The real trick was renovating with enough authentic detail to conceal the
modern clockworks: the proper kitchen, the four white-tile bathrooms, the
laundry room, even the 120-foot-deep well (which insured that they, unlike their
neighbors, would never run out of water). At the same time, McDowell insisted,
"everything had to be old. To show Virgilio what I had in mind, I'd drag
him to see this beautiful old inn. That was how I wanted my walls to look, and
my crumbling arches; this was the kind of old pavement I wanted for the
floors."
Every few months McDowell would show up to check on the progress. (He and
Ciccharelli communicated in sign language, though a translator was hired for a
few critical transactions.) Each time he returned, there was a new treasure
waiting to be admired: pale gray stone linters from one derelict farmhouse,
I7th-century chestnut beams from another; honey-colored wood doors and graceful
black iron handles. (Not long ago, McDowell says, another client of
Ciccharelli's asked if he could find him some old doors. The actor shakes his
head solemnly and frowns. Not possible, the builder explained. There are no
more.)
The only time the men disagreed, says McDowell, was over the actor's decision
to leave the downstairs open, creating one large space out of the several small
areas that once housed the farm animals. "He was shocked, but I told him I
wanted to be able to keep my wife company while she was cooking." At the
time, he was married to actress Mary Steenburgen (with whom he has two
children-Lilly, 14, and Charlie, 11). But by the time the Tuscan kitchen was
ready, the couple had divorced and he was living alone in his Santa Monica
apartment, above an art gallery where he often stopped in for openings.

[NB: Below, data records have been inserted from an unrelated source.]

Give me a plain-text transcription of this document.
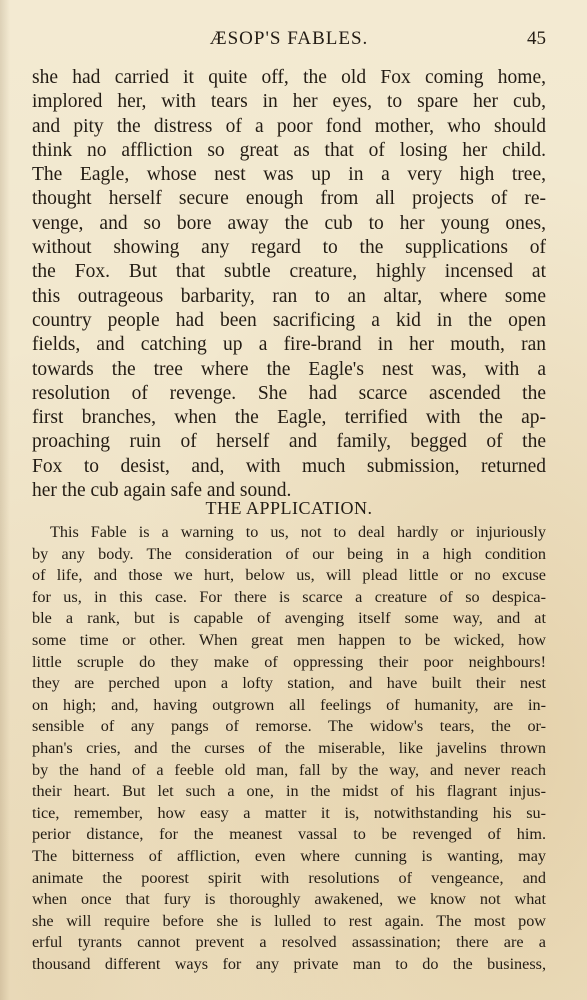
ÆSOP'S FABLES.	45
she had carried it quite off, the old Fox coming home,
implored her, with tears in her eyes, to spare her cub,
and pity the distress of a poor fond mother, who should
think no affliction so great as that of losing her child.
The Eagle, whose nest was up in a very high tree,
thought herself secure enough from all projects of re-
venge, and so bore away the cub to her young ones,
without showing any regard to the supplications of
the Fox. But that subtle creature, highly incensed at
this outrageous barbarity, ran to an altar, where some
country people had been sacrificing a kid in the open
fields, and catching up a fire-brand in her mouth, ran
towards the tree where the Eagle's nest was, with a
resolution of revenge. She had scarce ascended the
first branches, when the Eagle, terrified with the ap-
proaching ruin of herself and family, begged of the
Fox to desist, and, with much submission, returned
her the cub again safe and sound.
THE APPLICATION.
This Fable is a warning to us, not to deal hardly or injuriously
by any body. The consideration of our being in a high condition
of life, and those we hurt, below us, will plead little or no excuse
for us, in this case. For there is scarce a creature of so despica-
ble a rank, but is capable of avenging itself some way, and at
some time or other. When great men happen to be wicked, how
little scruple do they make of oppressing their poor neighbours!
they are perched upon a lofty station, and have built their nest
on high; and, having outgrown all feelings of humanity, are in-
sensible of any pangs of remorse. The widow's tears, the or-
phan's cries, and the curses of the miserable, like javelins thrown
by the hand of a feeble old man, fall by the way, and never reach
their heart. But let such a one, in the midst of his flagrant injus-
tice, remember, how easy a matter it is, notwithstanding his su-
perior distance, for the meanest vassal to be revenged of him.
The bitterness of affliction, even where cunning is wanting, may
animate the poorest spirit with resolutions of vengeance, and
when once that fury is thoroughly awakened, we know not what
she will require before she is lulled to rest again. The most pow
erful tyrants cannot prevent a resolved assassination; there are a
thousand different ways for any private man to do the business,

"One night I'm down there drinking my Perrier, looking around," he
recalls, "and I see these great green eyes. There was Kelley." It was
her first trip to California, and she had not planned on staying. But it was not
long before the 22- year-old Minnesotan and Malcolm were married-and scouring
London's Portobello Road for the simple pine antiques that now fill their
Italian residence.
Malcolm owns several homes, and he and Kelley, 27, spend most of their time
in California, near the kids. Still, he says, "we're gypsies. We go where
the work is." So when they come to Italy, they are loath to do much besides
bask in the deep quietude. They make a daily shopping trip to Cortona, but they
seldom venture farther. "It's a case of, This is your house and you don't
do much touring," Kelley says. Last summer they spent an uninterrupted
month in the farmhouse, most of it shared with Malcolm's children. The kids
swim, play bocce, watch movies on the VCR, and bake pizza in the outdoor
wood-burning oven; Kelley paints and Malcolm tends his flower and herb gardens.
He worries that next year the kids will choose boisterous American summer camp
over the simple pleasures of Tuscany. But as the scent of rosemary and lavender
mixes with the leftover ash in the fireplace, he voices his one true regret:
that they can't get here more often.